Taking cues from the vernacular surrounding landscape and architecture—small farms with intermittent pine trees and scrub land, barns, tin sheds, mobile homes, and chicken coops—Ball designed the 850-square-foot home (which also has 395-square-feet of storage space, a 316-square-foot dining porch, and a 200-square-foot screened porch) as a modern take on the “dogtrot” prototype. Typical in the rural south, dogtrot buildings have a covered open space between two closed spaces, providing a sheltered, breezy area to gather during the hot summers. In the Bissinger’s home, this area serves as an informal dining porch looking out to the pond. It has quickly become the couple’s favorite part of the house. “Allan built a table and benches and we use the space as our main dining room and sitting room,” says Nancy Bissinger. “There is always a breeze from the pond and the sights and sounds are wonderful! In the morning we watch the birds and cows in the pasture as we have our coffee and in the evening we listen to the birds settle in for the night and the frogs sound off in their courting rituals.”
“The materials, as well as the design, are all very simple,” says Waggonner & Ball project designer Catherine Smith. The wood-framed house sits on an untreated concrete block base. Stained board-and-batten siding is interlaced with horizontal weatherboard siding. A diagonal, single-slope standing seam metal roof juxtaposes with the vertical form of a freestanding masonry fireplace in the dogtrot space, while broad steps and a raised concrete deck extend that area further into the landscape.

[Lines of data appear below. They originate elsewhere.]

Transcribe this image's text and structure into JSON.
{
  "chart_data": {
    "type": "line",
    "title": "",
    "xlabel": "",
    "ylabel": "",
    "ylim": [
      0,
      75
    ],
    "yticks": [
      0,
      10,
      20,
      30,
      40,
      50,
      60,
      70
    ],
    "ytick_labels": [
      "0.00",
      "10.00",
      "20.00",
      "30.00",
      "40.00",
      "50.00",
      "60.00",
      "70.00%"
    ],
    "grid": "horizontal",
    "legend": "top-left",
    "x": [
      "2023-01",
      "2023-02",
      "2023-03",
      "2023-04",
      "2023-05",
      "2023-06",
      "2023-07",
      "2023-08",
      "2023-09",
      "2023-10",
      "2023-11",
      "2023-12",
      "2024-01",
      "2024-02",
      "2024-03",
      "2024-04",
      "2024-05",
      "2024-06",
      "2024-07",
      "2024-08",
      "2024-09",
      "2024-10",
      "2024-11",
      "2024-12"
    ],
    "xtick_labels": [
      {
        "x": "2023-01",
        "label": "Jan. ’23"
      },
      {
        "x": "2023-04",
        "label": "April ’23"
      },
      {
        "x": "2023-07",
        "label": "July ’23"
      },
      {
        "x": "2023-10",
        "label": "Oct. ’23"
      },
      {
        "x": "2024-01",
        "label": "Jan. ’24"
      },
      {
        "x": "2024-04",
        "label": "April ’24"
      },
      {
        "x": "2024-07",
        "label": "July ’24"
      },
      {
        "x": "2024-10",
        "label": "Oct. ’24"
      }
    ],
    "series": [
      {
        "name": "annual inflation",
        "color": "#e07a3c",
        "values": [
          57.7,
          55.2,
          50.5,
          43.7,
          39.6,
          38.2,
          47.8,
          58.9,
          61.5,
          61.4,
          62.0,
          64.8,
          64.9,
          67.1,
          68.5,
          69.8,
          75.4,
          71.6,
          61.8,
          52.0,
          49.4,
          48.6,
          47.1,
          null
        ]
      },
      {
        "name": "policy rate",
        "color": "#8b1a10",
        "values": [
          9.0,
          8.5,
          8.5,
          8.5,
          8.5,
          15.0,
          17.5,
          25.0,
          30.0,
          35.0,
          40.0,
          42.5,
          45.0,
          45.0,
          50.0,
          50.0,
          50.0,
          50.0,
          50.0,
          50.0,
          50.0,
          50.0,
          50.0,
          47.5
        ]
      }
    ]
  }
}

“We wanted to be part of the natural setting,” says Bissinger. “We wanted big windows so that we could see everything outside. We also wanted a low maintenance situation—no sheetrock, only wood for walls. The original drawings were very conventional, but as the weeks progressed, so did the design.”
Inside, Smith says efficient use of space was key. The open porch divides the living space and screened porch from the storage/workroom. The living space is a double-height volume with a sleeping loft above closets and a bathroom. “We tried to make the most of such a small space,” she says. “Built-in cabinets, window seats, and some attic space, helped.”
According to Nancy, the small house has turned out to be the perfect respite to the couple’s busy city life. “Allan likes to say we have a mini-vacation every weekend,” she says. “We fly fish on our pond, watch birds—many species nest in the yard and we enjoy their families, Allan rides his tractor to clear brush and plant grass on the property; I pull out weeds and maintain our (mostly) native landscape, our friends and family visit and we enjoy peace and quiet with them. Our three grown children also enjoy the peace and quiet. We hope one day to teach grandchildren about the joys of the country life.”